E, sempre perché siamo dei perfetti egoisti, se per qualche motivo non abbiamo voglia di porci il problema assumiamo un atteggiamento di commiserazione e di irrisione verso gli altri che hanno paura; ci lamentiamo perché ci hanno chiuso la palestra; ignoriamo le cautele consigliate, trascuriamo i nostri sintomi e magari facciamo bisboccia con gli amici dopo aver preso una tachipirina, oppure ci mettiamo in viaggio partendo da una “zona rossa”.
Entrambe le reazioni sono del tutto emotive: sia il terrore che la “rimozione” vengono dalle nostre viscere, per quanto tentiamo di giustificarle razionalmente a posteriori.

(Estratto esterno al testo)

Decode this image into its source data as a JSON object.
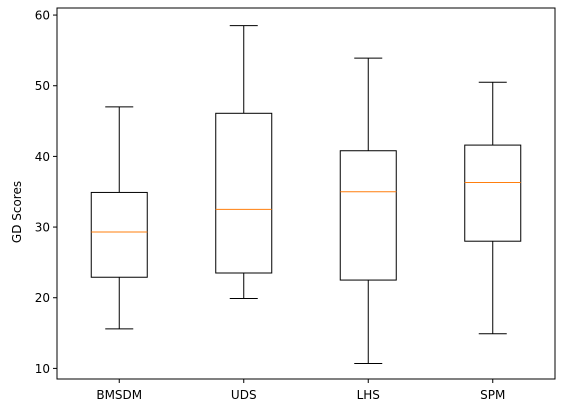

Entrambe sono del tutto comprensibili; ma dovremmo fare lo sforzo di analizzarle criticamente e di correggerne gli eccessi, per “convergere” verso un atteggiamento razionale e equilibrato. Se invece ci lasciamo andare pigramente ai nostri impulsi, è perché in fondo per noi contano solo le nostre sensazioni, le nostre esigenze, il nostro vissuto: non abbiamo nessun rispetto per chi ci sta accanto e vive la nostra stessa situazione; non ci importa un accidente della possibile pandemia globale, ma solo di ciò che accade nel nostro orticello di casa.
Siamo malati di egoismo e, purtroppo, questa non è un’infezione che passa da sola, né esistono farmaci per curarla. Speriamo che questa emergenza ci faccia aprire un po’ gli occhi e iniziare un percorso di guarigione faticoso, ma quanto mai necessario.